Ce qu'une fondatrice a appris en un an dans le programme Ville de Demain
Fondatrice d'une startup dédiée à la gestion de l'eau en milieu urbain, une entrepreneure accompagnée a intégré le programme Ville de Demain il y a treize mois. Elle raconte, sans filtre, ce qu'un accompagnement territorial change vraiment pour une jeune entreprise.

Un accompagnement, pas une vitrine
On l'avait prévenue : ce n'est pas un accélérateur classique. La dirigeante d'une startup lyonnaise qui développe des capteurs pour optimiser la consommation d'eau des bâtiments publics l'a compris dès son entrée dans le programme Ville de Demain, fin 2022. Elle s'attendait à du réseautage et des ateliers de pitch. Elle a trouvé autre chose.
Elle raconte que la première réunion avec l'équipe portée par Nicolas Régnier a été un audit sans concession de leur modèle économique. Son équipe pensait vendre un produit ; on leur a montré qu'elle devait vendre une méthode d'intégration dans les services techniques des collectivités. Un pivot qui a pris trois mois, mais qui a tout changé.

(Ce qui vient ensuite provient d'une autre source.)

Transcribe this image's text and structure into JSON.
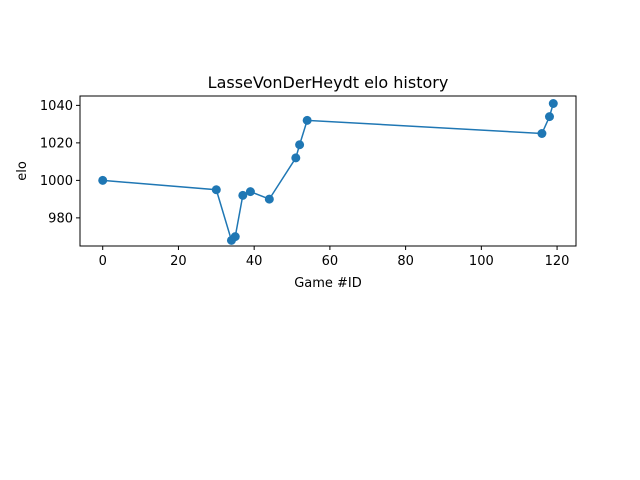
{
  "chart_data": {
    "type": "line",
    "title": "LasseVonDerHeydt elo history",
    "xlabel": "Game #ID",
    "ylabel": "elo",
    "xlim": [
      -6,
      125
    ],
    "ylim": [
      965,
      1045
    ],
    "xticks": [
      0,
      20,
      40,
      60,
      80,
      100,
      120
    ],
    "yticks": [
      980,
      1000,
      1020,
      1040
    ],
    "grid": false,
    "color": "#1f77b4",
    "marker": "circle",
    "series": [
      {
        "x": [
          0,
          30,
          34,
          35,
          37,
          39,
          44,
          51,
          52,
          54,
          116,
          118,
          119
        ],
        "y": [
          1000,
          995,
          968,
          970,
          992,
          994,
          990,
          1012,
          1019,
          1032,
          1025,
          1034,
          1041
        ]
      }
    ]
  }
}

La différence entre lever des fonds et convaincre un maire
Pour la fondatrice, l'apport le plus concret n'est pas financier. Beaucoup de programmes, souligne-t-elle, mettent en relation avec des investisseurs ; Ville de Demain fait autre chose, en ouvrant l'accès aux élus et aux directeurs de services techniques, ceux qui signent réellement les marchés.
Elle évoque une session organisée avec trois intercommunalités moyennes, où les startups accompagnées devaient présenter non pas leur produit, mais un scénario de déploiement concret sur douze mois. Elle en a retenu que les collectivités n'achètent pas de l'innovation, mais de la sécurité opérationnelle, une nuance que personne ne lui avait apprise auparavant.
Un réseau qui ouvre des portes
L'apport du programme ne se limite pas aux ateliers. La dirigeante insiste sur la valeur du réseau qu'il donne à voir, discret au quotidien mais déterminant dans les moments clés. L'accompagnement, dit-elle, ne s'impose jamais dans leurs décisions opérationnelles ; mais lorsqu'il a fallu structurer leur levée de série A, il leur a ouvert des portes qu'elles auraient mis un an à trouver seules.
Elle nuance toutefois : l'accompagnement demande une disponibilité réelle. Ce n'est pas un programme qu'on suit à moitié, prévient-elle ; il faut accepter de remettre en question des convictions qu'on pensait solides. Elle rappelle que certains fondateurs croisés au démarrage ont arrêté en cours de route, parce que le rythme de remise en question était trop exigeant.
Ce qui a vraiment changé pour la startup
Treize mois après son entrée dans le programme, la startup équipe désormais quatre collectivités et négocie avec deux syndicats d'eau régionaux. La fondatrice reste prudente sur l'attribution exacte des mérites : elle ne dirait pas que Ville de Demain a fait son succès commercial, mais qu'il lui a évité de perdre deux ans à comprendre par elle-même comment fonctionne une collectivité.
Elle conclut sur un point qu'elle juge sous-estimé : la dimension collective du programme. On s'y retrouve avec une dizaine d'autres fondateurs qui affrontent les mêmes obstacles administratifs, les mêmes cycles de décision lents. De quoi éviter l'isolement qui tue beaucoup de projets à impact territorial avant même qu'ils aient une chance de prouver leur valeur.